Re: To which extent LuaJIT is specific to Lua

From: Leo Romanoff <romixlev@xxxxxxxxx>
To: "luajit@xxxxxxxxxxxxx" <luajit@xxxxxxxxxxxxx>
Date: Fri, 29 Nov 2013 11:27:26 -0800 (PST)
Mike, first of all, thanks a lot for your very insightful answers!

> Mike Pall <mike-1311@xxxxxxxxxx> schrieb am 19:15 Freitag, 29.November 2013:

> > Leo Romanoff wrote:
>>  Is it possible to use (a correspondingly extended) LuaJIT as a generic 
> tracing JIT for other languages with different semantics and execution 
> models? 
> Or is LuaJIT so tightly coupled to Lua, its semantics and execution model 
> that 
> it is almost impossible to reuse it for something significantly different 
> from 
> Lua without rewriting it almost completely?
> 
> You can certainly adapt the overall design and take many parts of
> it. Depends a bit on how close the language is to Lua.

Yes. I suspected this ;-)

>>  I understand that LuaJIT was initially created specifically for Lua. But 
> I'm wondering to which extent LuaJITs inner organization, design and 
> implementation are tied to the semantics of Lua. I can imagine that some 
> parts 
> of LuaJIT (e.g. machine code generation, register allocation, some generic 
> optimizations) are not that much dependent on Lua and its semantics, while 
> some 
> other parts (e.g. some of optimizations) are rather tightly coupled to Lua, 
> because they are only possible if Lua semantics is assumed (e.g. table 
> indexing 
> starts with 1, strings are interned, etc).
> 
> Two key design decision that make it difficult to reuse all of the
> code is the medium-level IR and the stack snapshots. These reflect
> both the semantics of Lua (e.g. hash tables) and its execution
> model.

OK. I'm wondering how much your tracing infrastructure implementation is 
dependent on Lua semantics and its execution model? I.e. could the tracing 
implementation mostly be reused (e.g. taking traces, detecting what and where 
should be traced, storing traces, purging traces, etc)? Obviously certain parts 
of this are almost always language/runtime/execution model dependent, but I 
think that a lot of things are also pretty generic, or?

> OTOH the more recent work, e.g. for the FFI, builds upon lower-level
> parts of the IR. It would be entirely possible to generate IR for
> a C-like language right now, but it would be harder to deal with
> the differences in the execution model.

Could you elaborate a bit more on these differences and related difficulties?

> Interestingly, this is the
> opposite of what you'd be facing when trying to retarget (say)
> LLVM to a dynamic language, because it makes various assumptions
> about the execution model that are geared towards compiling C/C++.

Indeed.
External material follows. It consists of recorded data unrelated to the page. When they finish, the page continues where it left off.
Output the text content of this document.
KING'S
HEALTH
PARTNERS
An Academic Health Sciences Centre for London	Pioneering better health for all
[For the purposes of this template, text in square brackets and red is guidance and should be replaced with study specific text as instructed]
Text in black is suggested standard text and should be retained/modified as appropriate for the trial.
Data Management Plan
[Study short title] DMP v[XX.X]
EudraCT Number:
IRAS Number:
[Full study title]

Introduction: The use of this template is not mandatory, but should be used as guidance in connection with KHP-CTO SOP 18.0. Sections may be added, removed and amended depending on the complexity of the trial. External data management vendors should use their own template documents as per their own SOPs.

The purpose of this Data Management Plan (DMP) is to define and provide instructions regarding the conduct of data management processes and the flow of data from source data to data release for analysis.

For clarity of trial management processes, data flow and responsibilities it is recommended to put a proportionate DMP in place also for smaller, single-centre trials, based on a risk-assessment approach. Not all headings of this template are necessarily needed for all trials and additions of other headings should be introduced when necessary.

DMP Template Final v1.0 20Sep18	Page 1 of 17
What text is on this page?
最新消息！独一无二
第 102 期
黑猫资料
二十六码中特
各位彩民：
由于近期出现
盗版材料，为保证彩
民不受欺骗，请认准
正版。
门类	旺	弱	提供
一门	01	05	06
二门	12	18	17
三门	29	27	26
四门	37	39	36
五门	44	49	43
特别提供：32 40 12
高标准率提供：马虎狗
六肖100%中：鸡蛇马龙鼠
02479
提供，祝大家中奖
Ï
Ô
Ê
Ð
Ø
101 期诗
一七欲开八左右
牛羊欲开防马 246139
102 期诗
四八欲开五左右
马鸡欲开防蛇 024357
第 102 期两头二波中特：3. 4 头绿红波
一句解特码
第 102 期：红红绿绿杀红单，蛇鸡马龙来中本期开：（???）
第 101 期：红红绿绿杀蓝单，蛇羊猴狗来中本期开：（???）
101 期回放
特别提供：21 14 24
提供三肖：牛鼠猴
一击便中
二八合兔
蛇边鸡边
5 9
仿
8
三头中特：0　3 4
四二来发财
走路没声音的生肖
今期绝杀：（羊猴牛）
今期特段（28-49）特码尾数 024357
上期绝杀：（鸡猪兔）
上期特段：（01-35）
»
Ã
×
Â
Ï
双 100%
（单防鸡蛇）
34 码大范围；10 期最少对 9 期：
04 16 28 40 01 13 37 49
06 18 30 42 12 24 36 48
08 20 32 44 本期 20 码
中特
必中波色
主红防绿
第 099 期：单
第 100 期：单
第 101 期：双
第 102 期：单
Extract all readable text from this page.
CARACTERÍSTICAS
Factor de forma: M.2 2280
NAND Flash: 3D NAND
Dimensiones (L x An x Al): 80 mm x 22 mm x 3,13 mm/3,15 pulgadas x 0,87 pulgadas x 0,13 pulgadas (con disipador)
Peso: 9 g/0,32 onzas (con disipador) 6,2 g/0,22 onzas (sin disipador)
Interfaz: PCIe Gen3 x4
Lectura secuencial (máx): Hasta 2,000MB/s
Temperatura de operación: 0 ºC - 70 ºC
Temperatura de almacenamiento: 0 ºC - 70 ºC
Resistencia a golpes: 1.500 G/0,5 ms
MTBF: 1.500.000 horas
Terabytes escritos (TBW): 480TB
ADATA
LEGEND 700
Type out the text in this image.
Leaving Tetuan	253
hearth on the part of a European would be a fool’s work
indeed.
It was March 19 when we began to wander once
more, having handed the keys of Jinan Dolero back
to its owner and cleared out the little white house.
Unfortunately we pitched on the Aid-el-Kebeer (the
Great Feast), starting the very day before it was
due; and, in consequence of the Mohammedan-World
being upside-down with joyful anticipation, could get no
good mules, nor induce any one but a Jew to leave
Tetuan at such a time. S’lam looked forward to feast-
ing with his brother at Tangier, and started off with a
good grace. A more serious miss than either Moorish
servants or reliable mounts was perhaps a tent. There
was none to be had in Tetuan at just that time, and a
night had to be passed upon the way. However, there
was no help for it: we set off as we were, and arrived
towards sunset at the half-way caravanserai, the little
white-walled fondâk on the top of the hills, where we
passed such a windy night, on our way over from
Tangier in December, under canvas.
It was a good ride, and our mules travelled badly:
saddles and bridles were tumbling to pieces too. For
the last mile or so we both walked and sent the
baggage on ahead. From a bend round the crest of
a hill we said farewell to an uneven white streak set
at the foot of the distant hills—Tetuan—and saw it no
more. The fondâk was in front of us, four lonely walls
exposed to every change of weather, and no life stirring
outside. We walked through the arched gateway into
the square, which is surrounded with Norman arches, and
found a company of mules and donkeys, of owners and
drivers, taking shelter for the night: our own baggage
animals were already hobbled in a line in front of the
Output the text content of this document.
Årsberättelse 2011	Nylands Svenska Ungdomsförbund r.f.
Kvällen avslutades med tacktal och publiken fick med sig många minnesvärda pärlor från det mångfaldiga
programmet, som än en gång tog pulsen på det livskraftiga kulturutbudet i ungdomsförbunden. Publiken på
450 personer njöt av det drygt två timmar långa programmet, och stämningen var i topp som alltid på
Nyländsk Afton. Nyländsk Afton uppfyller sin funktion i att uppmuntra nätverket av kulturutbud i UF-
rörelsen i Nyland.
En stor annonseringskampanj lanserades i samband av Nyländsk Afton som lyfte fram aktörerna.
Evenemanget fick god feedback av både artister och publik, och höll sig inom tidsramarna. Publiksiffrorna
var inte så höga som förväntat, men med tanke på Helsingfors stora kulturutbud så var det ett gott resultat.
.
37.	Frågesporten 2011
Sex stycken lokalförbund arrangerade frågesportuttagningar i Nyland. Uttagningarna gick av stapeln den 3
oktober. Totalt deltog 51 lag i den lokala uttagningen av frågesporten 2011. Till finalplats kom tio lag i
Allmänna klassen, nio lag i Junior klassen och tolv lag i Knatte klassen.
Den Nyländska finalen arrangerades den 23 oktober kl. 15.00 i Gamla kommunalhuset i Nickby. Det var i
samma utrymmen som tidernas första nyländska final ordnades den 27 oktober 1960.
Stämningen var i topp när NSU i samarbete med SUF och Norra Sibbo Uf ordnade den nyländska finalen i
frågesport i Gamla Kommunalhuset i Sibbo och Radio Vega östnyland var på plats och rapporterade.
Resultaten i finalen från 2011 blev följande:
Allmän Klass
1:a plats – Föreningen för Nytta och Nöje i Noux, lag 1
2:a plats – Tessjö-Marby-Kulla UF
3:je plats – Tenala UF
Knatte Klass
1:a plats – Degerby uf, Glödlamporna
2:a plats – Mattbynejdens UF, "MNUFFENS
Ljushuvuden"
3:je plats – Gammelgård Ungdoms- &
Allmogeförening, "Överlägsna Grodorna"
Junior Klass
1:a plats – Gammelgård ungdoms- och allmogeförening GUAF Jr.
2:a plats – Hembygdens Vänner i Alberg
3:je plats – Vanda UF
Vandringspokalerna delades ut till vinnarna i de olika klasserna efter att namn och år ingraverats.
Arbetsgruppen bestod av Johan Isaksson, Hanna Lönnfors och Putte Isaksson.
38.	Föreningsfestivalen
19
I see your point.
BTW, speaking of LLVM I'd like to mention that it is pretty easy to experiment 
with it, extend it, etc.
It is very modular and most of important concerns are clearly separated and 
abstracted. I'm not saying that it produces better results than LuaJIT. I'm 
just saying that it was developed with extensibility, modularity and 
configurability in mind, which is a good thing when it comes to developing new 
features on top of it.

But see my related questions at the end of this mail.

>>  So, I'm wondering which parts of LuaJIT are generic and which ones are 
> tightly based on Lua semantics? The reason for this question: I'd like to 
> understand better if LuaJIT could be used as a tracing JIT backend for 
> something 
> very different from Lua in its semantics. I understand that it is most likely 
> not possible out of the box and would require adaptations and extensions of 
> LuaJIT. But the question is - how much work would it be? Would one need to 
> rewrite almost all of LuaJIT or may be there are only few places in the code 
> that are very much dependent on the language semantics and therefore need to 
> be 
> adjusted/changed to meet the semantics of a different language? And I'm 
> really in using LuaJIT directly, without mapping the original source language 
> to 
> Lua first, even though it could be possible in some cases.
> 
> I'm not sure I could quantify this.

While LOCs are not a very good measure of complexity, but how big is LuaJIT 
now? And what would be your estimate (either in number of LOCs or percentage of 
code to be changed/added to the core LuaJIT) for retargeting it for a new 
language/execution model, e.g. for some examples mentioned in my original 
message?

I totally understand that counting LOCs in such a complex piece of software 
like a compiler or JIT is not a very good approximation, as every line has more 
complexity than 100s of lines in an average application. I know it very well, 
because I've developed optimizing C compilers in my former life. But due to 
this experience I can roughly translate "compiler LOCs" into the required 
effort. This is why I ask about it. Actually, my former experience is also the 
reason why I started this thread. As an expert in the compiler development 
area, I have a very deep respect for your work on LuaJIT. IMHO, it is really a 
pity that this wonderful technology is currently used only for Lua. I think 
with some adaptations/changes it may be applied in a much broader area with a 
great success.


> Maybe ask Thomas Schilling. He
> wrote a trace compiler for Haskell whose code is based on the core
> parts of the LuaJIT interpreter and trace compiler. Heavily
> modified, of course:
> 
> http://cp.reddit.com/r/haskell/comments/1r4s7b/what_happened_to_the_tracing_jit_work_by_thomas/

Interesting. I've never heard about this attempt. I'll have a look at it. 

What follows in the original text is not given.